Package damage during transit is a common issue in logistics, leading to inefficiencies and customer dissatisfaction. In this project, we designed a computer vision-based solution to automatically identify and classify damage in parcel boxes using object detection.

Data Collection and Annotation

We compiled a custom dataset of 1200 images of parcel boxes from different countries and manually annotated 750 images using VoTT, labeling them into three damage categories:

Damage_A: Minor sticker or surface damage
Damage_B: Moderate compression or creases
Damage_C: Severe tearing, holes, or wet boxes

Bounding box annotations were exported in PASCAL VOC format and processed using Roboflow for training-ready datasets (resized to 640×640).

Model Architecture

We used Detectron2's implementation of Faster R-CNN with a ResNet-X101 backbone and Feature Pyramid Network (FPN). The Region Proposal Network (RPN) generated candidate object locations, which were classified and refined by the detection head.

Training Setup

The model was trained on GPU for 2000 iterations with a learning rate of 0.001. We registered the dataset using Detectron2's metadata tools and trained the model using Detectron2's DefaultTrainer class.

Evaluation

Table 1: Classification Results for Faster R-CNN Model

Correct Category	Predicted Category				Total	Accuracy (%)
Correct Category	A	B	C	NaN	Total	Accuracy (%)
A	28	1	0	5	34	82.35
B	5	21	11	28	68	30.88
C	1	2	38	10	51	74.51
Total Samples					150

Model performance was evaluated using COCO metrics (AP50, AP70, AP75). While bounding box accuracy was modest, classification accuracy was strong for two out of three categories:

Damage_A: 82.35%
Damage_C: 74.51%
Damage_B: 30.88% (with high number of missed detections)
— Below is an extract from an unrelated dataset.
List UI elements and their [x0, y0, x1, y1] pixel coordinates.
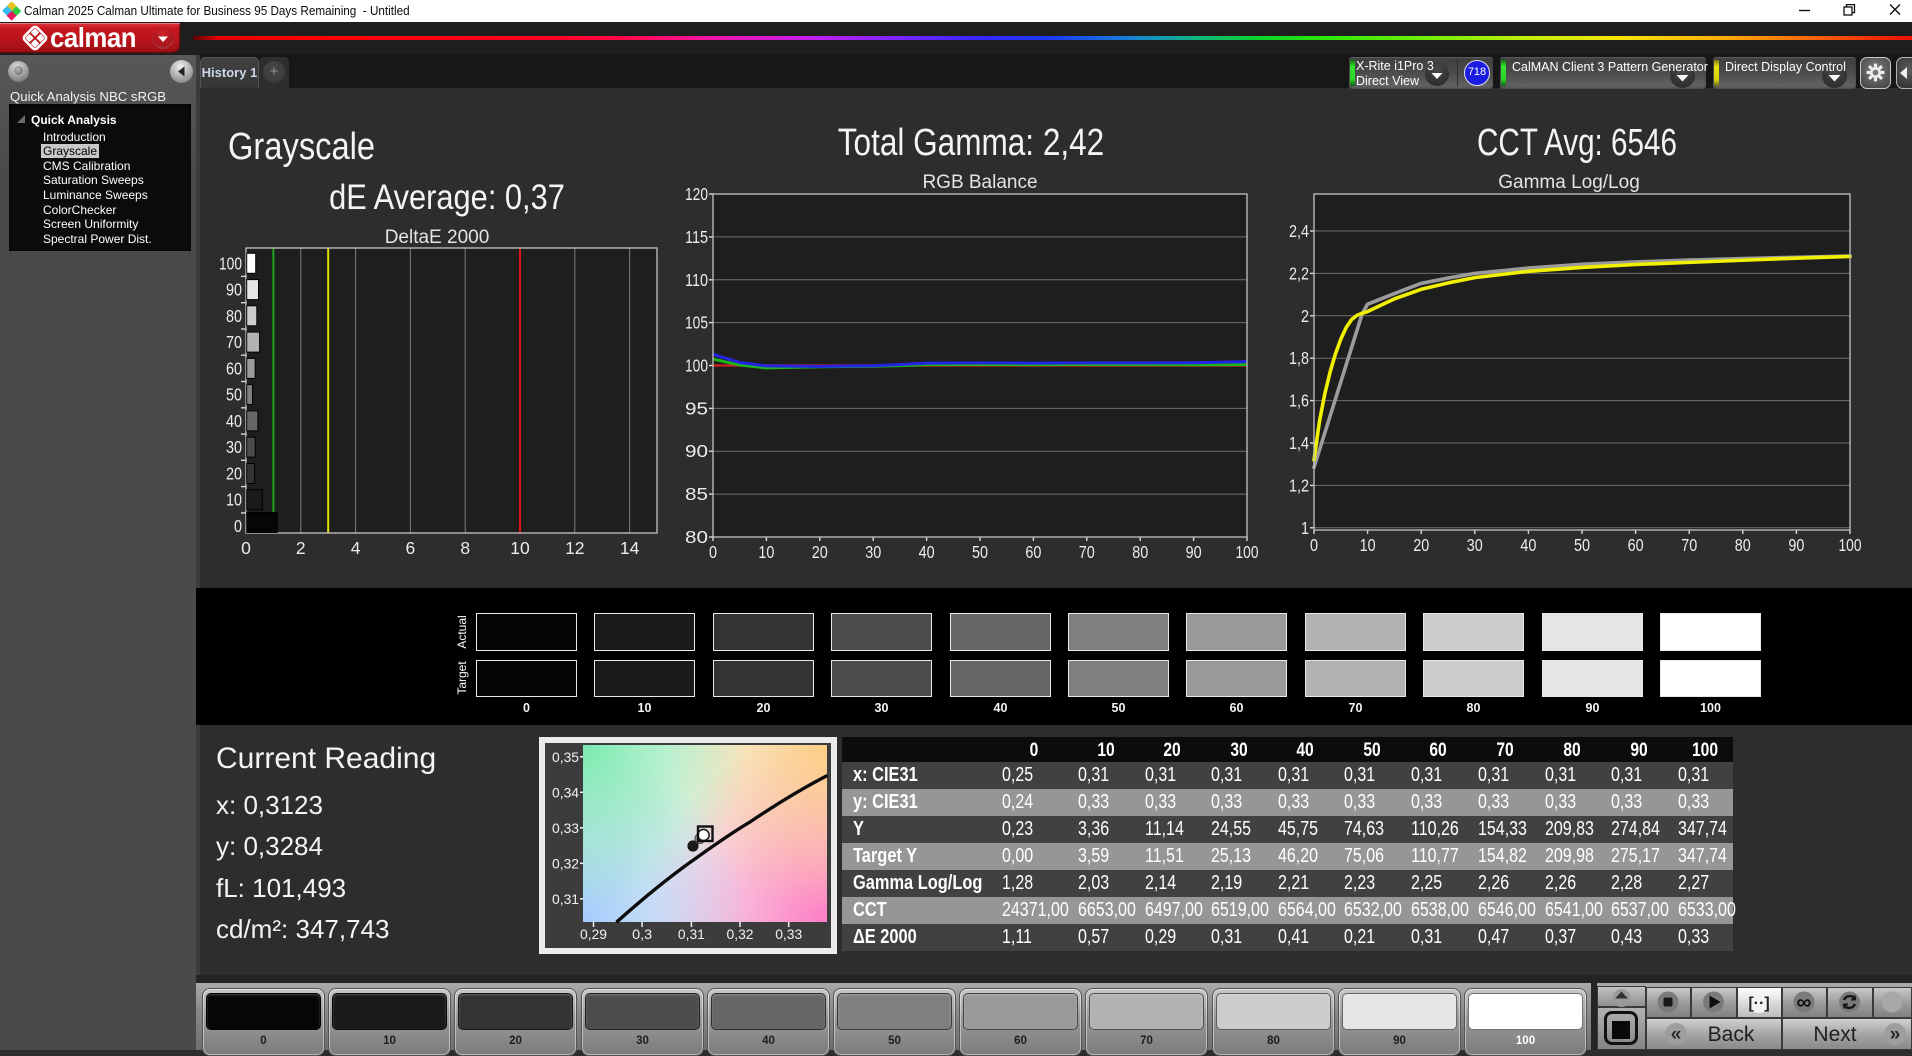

Overall accuracy across 150 validation images was 58% due to overlap between damage categories and the inherent difficulty in labeling subtle compression.
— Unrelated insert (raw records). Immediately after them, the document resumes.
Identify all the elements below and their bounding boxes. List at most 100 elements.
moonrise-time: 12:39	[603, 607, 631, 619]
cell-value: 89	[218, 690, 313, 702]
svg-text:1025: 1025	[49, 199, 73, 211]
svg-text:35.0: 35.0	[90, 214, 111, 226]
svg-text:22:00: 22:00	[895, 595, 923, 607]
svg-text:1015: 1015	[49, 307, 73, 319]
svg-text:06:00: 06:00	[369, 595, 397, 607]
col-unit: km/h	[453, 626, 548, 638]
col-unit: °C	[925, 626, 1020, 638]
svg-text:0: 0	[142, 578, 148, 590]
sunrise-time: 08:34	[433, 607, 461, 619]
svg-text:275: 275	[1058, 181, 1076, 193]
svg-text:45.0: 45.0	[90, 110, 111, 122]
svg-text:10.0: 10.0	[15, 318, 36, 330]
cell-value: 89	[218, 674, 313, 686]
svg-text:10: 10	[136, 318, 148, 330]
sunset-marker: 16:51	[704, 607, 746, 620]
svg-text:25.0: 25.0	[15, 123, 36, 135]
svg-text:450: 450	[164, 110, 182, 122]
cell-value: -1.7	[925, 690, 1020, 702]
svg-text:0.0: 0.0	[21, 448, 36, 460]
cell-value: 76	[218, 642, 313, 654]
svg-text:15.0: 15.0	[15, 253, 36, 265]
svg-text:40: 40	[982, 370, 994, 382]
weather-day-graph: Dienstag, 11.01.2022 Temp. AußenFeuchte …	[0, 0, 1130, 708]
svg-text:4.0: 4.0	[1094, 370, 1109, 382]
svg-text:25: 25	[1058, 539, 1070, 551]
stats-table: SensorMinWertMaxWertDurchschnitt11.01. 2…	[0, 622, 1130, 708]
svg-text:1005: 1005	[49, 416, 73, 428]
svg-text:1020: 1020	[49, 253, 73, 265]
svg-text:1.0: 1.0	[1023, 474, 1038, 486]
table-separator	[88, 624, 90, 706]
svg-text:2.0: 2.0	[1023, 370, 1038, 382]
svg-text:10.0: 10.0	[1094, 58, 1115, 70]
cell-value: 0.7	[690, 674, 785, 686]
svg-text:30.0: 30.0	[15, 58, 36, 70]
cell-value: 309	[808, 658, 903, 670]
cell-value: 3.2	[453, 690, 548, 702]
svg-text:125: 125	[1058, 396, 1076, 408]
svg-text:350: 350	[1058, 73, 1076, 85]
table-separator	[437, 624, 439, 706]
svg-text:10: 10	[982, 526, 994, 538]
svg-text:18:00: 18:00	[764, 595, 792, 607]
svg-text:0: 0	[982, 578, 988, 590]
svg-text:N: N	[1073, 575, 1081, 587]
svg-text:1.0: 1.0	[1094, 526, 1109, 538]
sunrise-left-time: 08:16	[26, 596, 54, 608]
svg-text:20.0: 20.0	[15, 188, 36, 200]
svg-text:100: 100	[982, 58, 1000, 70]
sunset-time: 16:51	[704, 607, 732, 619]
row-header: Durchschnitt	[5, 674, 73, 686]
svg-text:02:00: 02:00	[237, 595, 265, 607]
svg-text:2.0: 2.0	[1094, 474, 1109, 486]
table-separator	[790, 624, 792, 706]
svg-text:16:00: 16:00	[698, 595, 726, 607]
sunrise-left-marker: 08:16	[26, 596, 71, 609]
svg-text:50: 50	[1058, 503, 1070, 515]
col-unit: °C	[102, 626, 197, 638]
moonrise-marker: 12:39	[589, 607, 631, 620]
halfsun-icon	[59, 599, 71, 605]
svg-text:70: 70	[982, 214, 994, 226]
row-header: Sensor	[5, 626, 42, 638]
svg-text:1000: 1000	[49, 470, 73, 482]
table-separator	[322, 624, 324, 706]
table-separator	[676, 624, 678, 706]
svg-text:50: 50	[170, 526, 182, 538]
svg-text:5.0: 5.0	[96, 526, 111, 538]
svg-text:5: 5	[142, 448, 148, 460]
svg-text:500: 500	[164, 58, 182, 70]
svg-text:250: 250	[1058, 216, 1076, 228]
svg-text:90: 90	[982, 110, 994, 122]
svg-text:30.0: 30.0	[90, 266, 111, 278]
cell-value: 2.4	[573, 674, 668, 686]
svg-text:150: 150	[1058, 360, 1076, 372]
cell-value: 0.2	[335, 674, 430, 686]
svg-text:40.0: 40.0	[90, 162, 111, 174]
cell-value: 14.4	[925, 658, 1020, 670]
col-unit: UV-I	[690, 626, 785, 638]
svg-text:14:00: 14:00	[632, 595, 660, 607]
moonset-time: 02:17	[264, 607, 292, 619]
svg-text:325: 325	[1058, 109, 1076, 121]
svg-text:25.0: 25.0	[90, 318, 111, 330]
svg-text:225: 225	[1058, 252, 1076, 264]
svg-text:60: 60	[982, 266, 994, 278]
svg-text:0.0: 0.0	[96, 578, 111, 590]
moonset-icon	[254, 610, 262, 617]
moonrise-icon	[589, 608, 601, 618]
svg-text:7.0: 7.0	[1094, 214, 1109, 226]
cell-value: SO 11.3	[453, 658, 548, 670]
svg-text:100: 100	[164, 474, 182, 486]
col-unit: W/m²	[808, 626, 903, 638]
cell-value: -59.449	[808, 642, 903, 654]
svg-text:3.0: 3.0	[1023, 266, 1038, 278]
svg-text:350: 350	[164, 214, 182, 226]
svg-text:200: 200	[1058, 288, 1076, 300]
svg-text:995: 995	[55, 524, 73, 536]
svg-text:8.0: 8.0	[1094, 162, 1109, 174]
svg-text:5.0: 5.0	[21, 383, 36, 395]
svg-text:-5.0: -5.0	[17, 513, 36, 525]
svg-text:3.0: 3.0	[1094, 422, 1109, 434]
The predicted accuracy of the model in the validation dataset showed 58% overall across 150 images. Category A and C achieved over 75% classification accuracy. However, category B struggled to predict its own class accurately, with a large number of B-type damage images left unpredicted. The unpredicted percentage for B-type damage was 41%, while the overall unpredicted percentage was only 0.28%. This indicates that while the model performs well for prominent damage types, it struggles with ambiguous or overlapping cases, particularly for moderate compression (category B).

In conclusion, categorizing damage into three distinct levels was challenging, especially because the middle category (Damage_B) shares characteristics with both the minor and severe classes. Additionally, subjective variations in labeling due to the complexity of identifying damage levels may have influenced results. Nonetheless, the model performed well in classifying categories A and C, indicating its potential in practical logistics damage detection scenarios.

Takeaways

This project demonstrated the feasibility of using R-CNN models for freight damage detection, especially for clearly distinguishable categories. Future work could involve using instance segmentation (e.g., Mask R-CNN), refining annotations, or augmenting the dataset with synthetic images to boost accuracy.